SOURCE: Estimations de la FAO.

Le ralentissement de la production aquacole chinoise qui ressort des projections sera partiellement compensé par une augmentation de la production dans d’autres pays. Les projections indiquent une croissance de la production aquacole sur tous les continents, excepté en Europe (recul de 1 pour cent), avec des variations dans l’éventail d’espèces et de produits selon les pays et les régions. D’ici à 2032, le secteur devrait connaître son plus fort développement en Afrique (jusqu’à 21 pour cent de croissance par rapport à 2022), en Asie (jusqu’à 18 pour cent), en Océanie (jusqu’à 17 pour cent) et en Amérique latine et dans les Caraïbes (jusqu’à 14 pour cent). En Afrique, la croissance de la production aquacole résultera de la capacité d’élevage supplémentaire mise en place ces dernières années à la faveur de politiques nationales de promotion de l’aquaculture et d’une hausse de la demande locale. Cependant, cette augmentation de la production de l’aquaculture africaine restera limitée: à peine plus de 2,8 millions de tonnes seront produites en 2032, dont une grande partie (1,9 million de tonnes) en Égypte. Les pays asiatiques devraient conserver leur position dominante dans le secteur aquacole. En 2032, ils représenteront 89 pour cent de la production mondiale d’animaux aquatiques (contre 88 pour cent en 2022) et seront à l’origine de plus de 91 pour cent de l’accroissement de la production à l’horizon 2032.

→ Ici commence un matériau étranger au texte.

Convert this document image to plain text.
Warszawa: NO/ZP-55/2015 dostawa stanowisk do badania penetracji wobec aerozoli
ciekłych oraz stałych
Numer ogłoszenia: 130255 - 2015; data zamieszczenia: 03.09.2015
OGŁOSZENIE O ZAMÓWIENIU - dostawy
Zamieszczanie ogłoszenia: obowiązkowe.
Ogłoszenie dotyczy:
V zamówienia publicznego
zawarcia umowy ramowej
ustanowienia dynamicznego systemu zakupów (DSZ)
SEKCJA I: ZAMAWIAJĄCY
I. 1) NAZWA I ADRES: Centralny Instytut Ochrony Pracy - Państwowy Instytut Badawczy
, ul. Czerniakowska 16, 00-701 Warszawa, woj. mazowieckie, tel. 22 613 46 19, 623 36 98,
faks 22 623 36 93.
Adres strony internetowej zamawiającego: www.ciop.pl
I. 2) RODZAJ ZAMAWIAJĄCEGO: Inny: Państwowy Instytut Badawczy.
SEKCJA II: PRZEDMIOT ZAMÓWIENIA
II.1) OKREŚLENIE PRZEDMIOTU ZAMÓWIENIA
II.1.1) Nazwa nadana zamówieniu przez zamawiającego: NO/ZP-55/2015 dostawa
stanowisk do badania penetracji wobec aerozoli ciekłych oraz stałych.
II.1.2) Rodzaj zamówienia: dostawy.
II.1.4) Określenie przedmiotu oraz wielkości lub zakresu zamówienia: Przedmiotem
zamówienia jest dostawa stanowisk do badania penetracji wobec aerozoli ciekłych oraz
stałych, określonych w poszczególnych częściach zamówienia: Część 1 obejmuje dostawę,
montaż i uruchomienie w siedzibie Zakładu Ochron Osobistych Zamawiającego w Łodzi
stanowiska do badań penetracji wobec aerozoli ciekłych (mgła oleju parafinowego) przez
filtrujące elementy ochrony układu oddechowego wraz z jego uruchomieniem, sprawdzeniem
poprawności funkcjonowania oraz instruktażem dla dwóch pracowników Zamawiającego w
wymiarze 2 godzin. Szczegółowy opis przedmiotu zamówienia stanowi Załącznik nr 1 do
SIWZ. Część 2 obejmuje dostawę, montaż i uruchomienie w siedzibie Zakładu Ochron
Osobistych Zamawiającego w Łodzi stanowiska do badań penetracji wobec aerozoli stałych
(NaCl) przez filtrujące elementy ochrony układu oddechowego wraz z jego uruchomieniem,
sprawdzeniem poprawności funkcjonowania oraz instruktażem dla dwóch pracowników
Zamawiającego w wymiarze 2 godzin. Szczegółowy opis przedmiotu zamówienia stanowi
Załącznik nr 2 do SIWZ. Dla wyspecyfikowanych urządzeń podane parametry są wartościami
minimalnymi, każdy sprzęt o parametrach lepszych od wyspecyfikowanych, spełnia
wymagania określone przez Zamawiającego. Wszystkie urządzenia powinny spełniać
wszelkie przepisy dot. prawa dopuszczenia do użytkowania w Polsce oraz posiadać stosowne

Les projections indiquent que la part des espèces d’élevage dans la production d’animaux aquatiques des secteurs des pêches et de l’aquaculture mondiales passera de 51 pour cent en 2022 à 54 pour cent en 2032 (figure 66). Si l’on exclut la Chine, la proportion à l’échelle mondiale passera de 35 pour cent en 2022 à 38 pour cent en 2032. La part de l’aquaculture dans la production halieutique et aquacole totale progressera sur tous les continents, à l’exception de l’Amérique du Nord, où elle restera à environ 11 pour cent, soit la part la plus faible de toutes les grandes régions. En 2032, elle atteindra 15 pour cent en Océanie (contre 13 pour cent en 2022), 22 pour cent en Afrique (contre 18 pour cent), 21 pour cent en Europe (contre 20 pour cent), 26 pour cent en Amérique latine et dans les Caraïbes (contre 25 pour cent) et 67 pour cent en Asie (contre 64 pour cent) – si l’on exclut la Chine, elle passera de 47 pour cent à 52 pour cent sur ce continent (figure 67).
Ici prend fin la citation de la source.